Canadian political life can be hostile to women. In November 2016 Alberta MLA Sandra Jansen received misogynist, hateful comments when she crossed the floor after dropping out of the Progressive Conservative leadership race. In February 2017 Liberal MP Iqra Khalid received death threats and sexist taunts after sponsoring an anti-Islamophobia motion. As Stalled: The Representation of Women in Canadian Governments reveals, these recent incidents are but the latest trials in the long struggle for gender parity in political representation in Canada.
Published in 2013, Stalled updates two earlier works by the editors—the 1997 landmark In the Presence of Women, edited by Linda Trimble, a professor at the University of Alberta, and Jane Arscott, an associate professor at Athabasca University; and Women and Legislative Representation, by University of Ottawa professor Manon Tremblay. Through 14 chapters written by contributors from across Canada, most of whom are female political science professors, Stalled reports on the number of elected women at all levels of government, including municipalities, provinces, territories, the House of Commons and those appointed to the Senate.
The book is well researched and the chapters helpfully structured, with each containing a table that sets out key information for that jurisdiction, including the right of women to vote and stand in elections (most women in Alberta earned the right to vote in 1916); historical firsts in politics (the first women to run for office in Alberta were Louise McKinney and Roberta MacAdams in 1917; both won and were in office from 1917 to 1921); current representation as of the last election before publication (for example, in Alberta in 2012, 23 of 87 MLAs, or 26 per cent of elected persons, were female and only four of 19 cabinet members were female); women political party leaders (in Alberta in 2013 Alison Redford and Danielle Smith were leading the PC and Wildrose parties); and the state of the Advisory Council on the Status of Women (disbanded in Alberta in 1996).
The tables make it easy to compare jurisdictions across Canada and to contrast the current state of women’s political representation with how it was but a few years ago.

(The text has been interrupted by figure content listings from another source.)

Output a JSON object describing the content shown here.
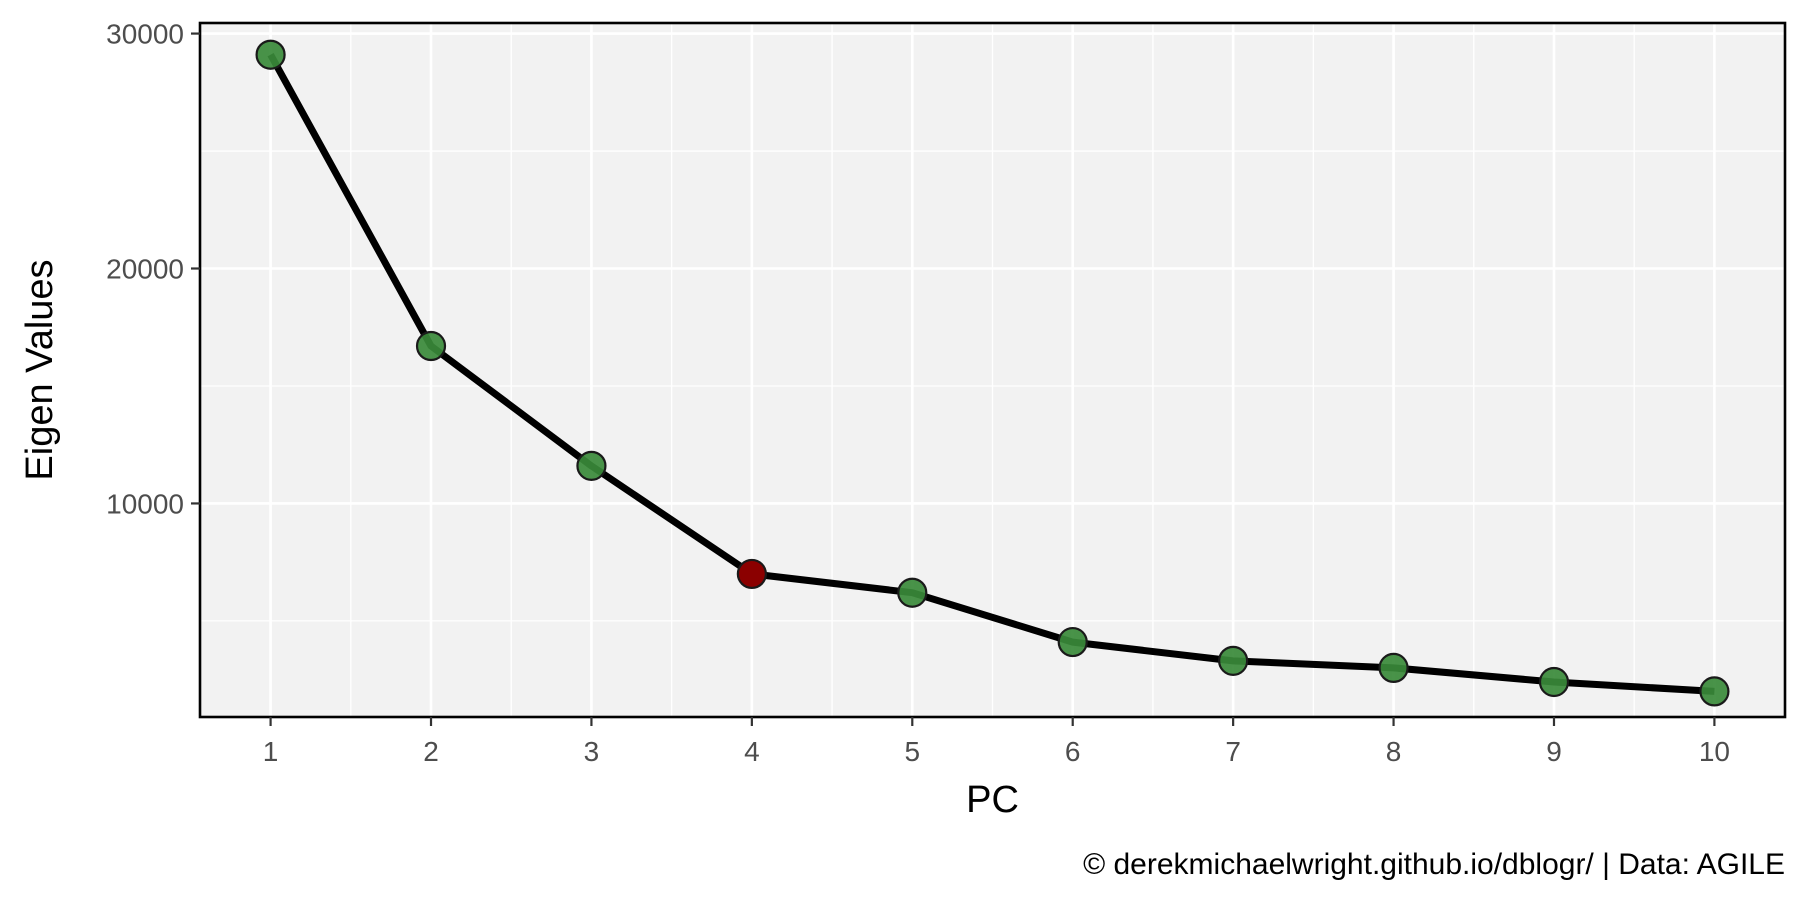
{
  "chart_data": {
    "type": "line",
    "title": "",
    "xlabel": "PC",
    "ylabel": "Eigen Values",
    "caption": "© derekmichaelwright.github.io/dblogr/ | Data: AGILE",
    "x": [
      1,
      2,
      3,
      4,
      5,
      6,
      7,
      8,
      9,
      10
    ],
    "series": [
      {
        "values": [
          29100,
          16700,
          11600,
          7000,
          6200,
          4100,
          3300,
          3000,
          2400,
          2000
        ]
      }
    ],
    "highlight_x": 4,
    "xlim": [
      0.56,
      10.44
    ],
    "ylim": [
      910,
      30450
    ],
    "xticks": [
      1,
      2,
      3,
      4,
      5,
      6,
      7,
      8,
      9,
      10
    ],
    "yticks": [
      10000,
      20000,
      30000
    ],
    "y_minor_gridlines": [
      5000,
      15000,
      25000
    ],
    "grid": true,
    "legend": "none",
    "colors": {
      "panel_background": "#f2f2f2",
      "gridline": "#ffffff",
      "line": "#000000",
      "point_fill": "#3a8a3a",
      "point_highlight_fill": "#8b0000",
      "point_outline": "#1a1a1a",
      "border": "#000000"
    }
  }
}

Today, following the May 5, 2015 election won by Rachel Notley’s NDP, women representing the PCs, Wildrose and NDP hold 27 of the seats in Alberta, a slight increase from 2012. But women now hold half of the cabinet seats, and the NDP established the Ministry of Status of Women. Later in 2015 Justin Trudeau appointed Canada’s first gender-balanced cabinet. Clearly these events raise hopes that there is a shift for women in politics across Canada.
The book’s contributors hint at and explain this surge in female representation. In a chapter on Alberta, Brenda O’Neill notes that left-leaning and minority parties have traditionally encouraged and included more women candidates—so when the “underdog” NDP won in 2015, more female candidates resulted in more females in government. Contributor Jocelyne Praud notes that a party’s nominating more female candidates can influence other parties to do likewise.
Still, over time the gains for women have been rather modest. Ugly incidents, threats and harassment still occur. While the contributors to Stalled describe several movements that seek to improve the numbers of women in Canadian politics, such as Equal Voice, we have a long way to go to increase female representation. Stalled provides an interesting, thoughtful and guardedly hopeful discussion of this issue.
—Linda Mae McKay-Panos is the executive director of the Alberta Civil Liberties Research Centre in Calgary.